Further, in this embodiment, the image forming surface 4 is perpendicular to the optical axis O of the image forming lens system 3 in the sub-scanning direction (actually, the image forming surface 4 moves in the arrow direction, but its moving direction). Not.
As a result, the highest intensity of irregular reflection on the image plane 4 becomes the reflected light L ₆ , but since this reflected light L ₆ is cut by the slit plate 7, only weak reflected light is reflected on the rotary polygon mirror 2. Reaches.

It should be noted that, in the above-described embodiment, the case where the laser beam is scanned by the rotary polygon mirror in the laser printer has been described, but the present invention is not limited to this, and another beam light is scanned by the rotary polygon mirror. It can also be applied to a beam light scanning optical device.

[Effects of the Invention] As described in detail above, according to the present invention, a light blocking member that blocks stray light traveling toward a mirror surface adjacent to a mirror surface of a rotating polygon mirror that scans a light beam before reaching the adjacent mirror surface, By providing between the rotary polygon mirror and the imaging optical system, the optical axis of the imaging optical system and the axis through which the beam light actually scanned passes can be made the same, so that the aberration is not deteriorated, It is possible to provide a beam light scanning optical device capable of removing stray light without deteriorating the correction rate and the change rate of the beam diameter, and eliminating the image formation by the unnecessary stray light on the image forming surface.
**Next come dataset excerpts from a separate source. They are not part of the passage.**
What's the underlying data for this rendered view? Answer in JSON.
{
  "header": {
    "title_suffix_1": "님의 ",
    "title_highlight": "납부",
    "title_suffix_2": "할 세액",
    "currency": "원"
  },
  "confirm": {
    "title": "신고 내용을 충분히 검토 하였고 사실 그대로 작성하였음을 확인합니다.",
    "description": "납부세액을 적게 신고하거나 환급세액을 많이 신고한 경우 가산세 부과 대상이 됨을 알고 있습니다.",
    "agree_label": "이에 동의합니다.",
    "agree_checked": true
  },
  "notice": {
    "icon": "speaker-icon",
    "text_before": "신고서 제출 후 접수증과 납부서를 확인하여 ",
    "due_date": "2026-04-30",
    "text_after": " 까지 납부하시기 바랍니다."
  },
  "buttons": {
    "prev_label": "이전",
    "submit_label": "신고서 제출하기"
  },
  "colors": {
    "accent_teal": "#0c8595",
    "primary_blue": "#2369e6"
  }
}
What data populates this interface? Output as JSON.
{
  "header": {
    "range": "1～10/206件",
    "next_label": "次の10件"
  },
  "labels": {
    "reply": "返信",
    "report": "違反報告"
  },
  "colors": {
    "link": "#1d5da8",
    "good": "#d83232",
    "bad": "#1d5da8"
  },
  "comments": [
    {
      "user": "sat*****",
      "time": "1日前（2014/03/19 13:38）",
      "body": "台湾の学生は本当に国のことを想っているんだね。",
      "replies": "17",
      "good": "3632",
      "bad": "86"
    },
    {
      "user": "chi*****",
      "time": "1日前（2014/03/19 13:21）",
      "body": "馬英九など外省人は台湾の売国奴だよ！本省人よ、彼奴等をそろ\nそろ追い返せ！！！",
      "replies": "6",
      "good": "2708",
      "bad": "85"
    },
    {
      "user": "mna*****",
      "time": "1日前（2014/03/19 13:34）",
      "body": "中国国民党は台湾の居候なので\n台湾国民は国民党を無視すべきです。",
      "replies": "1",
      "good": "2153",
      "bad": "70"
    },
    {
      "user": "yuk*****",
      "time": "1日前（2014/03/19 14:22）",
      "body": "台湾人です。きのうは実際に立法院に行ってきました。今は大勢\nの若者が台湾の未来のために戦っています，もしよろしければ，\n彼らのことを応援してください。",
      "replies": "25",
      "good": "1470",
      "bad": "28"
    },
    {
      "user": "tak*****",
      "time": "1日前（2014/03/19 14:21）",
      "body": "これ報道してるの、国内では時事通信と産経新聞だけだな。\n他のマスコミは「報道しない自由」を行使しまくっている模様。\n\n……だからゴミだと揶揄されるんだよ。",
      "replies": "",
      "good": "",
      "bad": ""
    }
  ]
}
[Brief description of drawings]

1 (a) is a schematic plan view for explaining an embodiment of the present invention, FIG. 1 (b) is a schematic side view of FIG. 1 (a),
2 (a) is a schematic plan view for explaining a conventional beam light scanning optical device, and FIG. 2 (b) is a schematic side view of FIG. 2 (a). 1 ... Light source, 2 ... Rotating polygonal mirror, 3 ... Imaging lens system (imaging optical system), 4 ... Imaging surface, 6 ... Light blocking member, L ₁
…… Incident laser beam light, L ₂ …… Reflected laser beam light, L ₃ …… Incident stray light, L ₄ …… Reflected stray light.

Claims (2)

[Claims] 1. A scanning optical system for forming an image on an image plane by scanning a beam of light from a light source with a rotating polygonal mirror, and a rotating polygonal mirror for scanning the beam of light from a light source. The light beam having a predetermined effective scanning area width is formed on the image forming surface among the light beams scanned by the first surface, and the optical axis is aligned with the axis of the light beam. Provided at a position between the image optical system and the rotating polygon mirror and the image forming optical system, close to the second surface adjacent to the first surface and not blocking the boundary of the predetermined effective scanning area. And a first light-blocking member that blocks reflected light from the image forming surface from entering the second surface, and a direction perpendicular to the scanning surface formed by the beam light scanned on the first surface. , The second provided apart from the scanning surface
And a surface facing the image forming surface of the first light shielding member is inclined so as to reflect light reflected from the image forming surface toward the second light shielding member. A beam light scanning optical device characterized in that 2. The beam light scanning optical device according to claim 1, wherein the beam light from the light source is a laser beam light.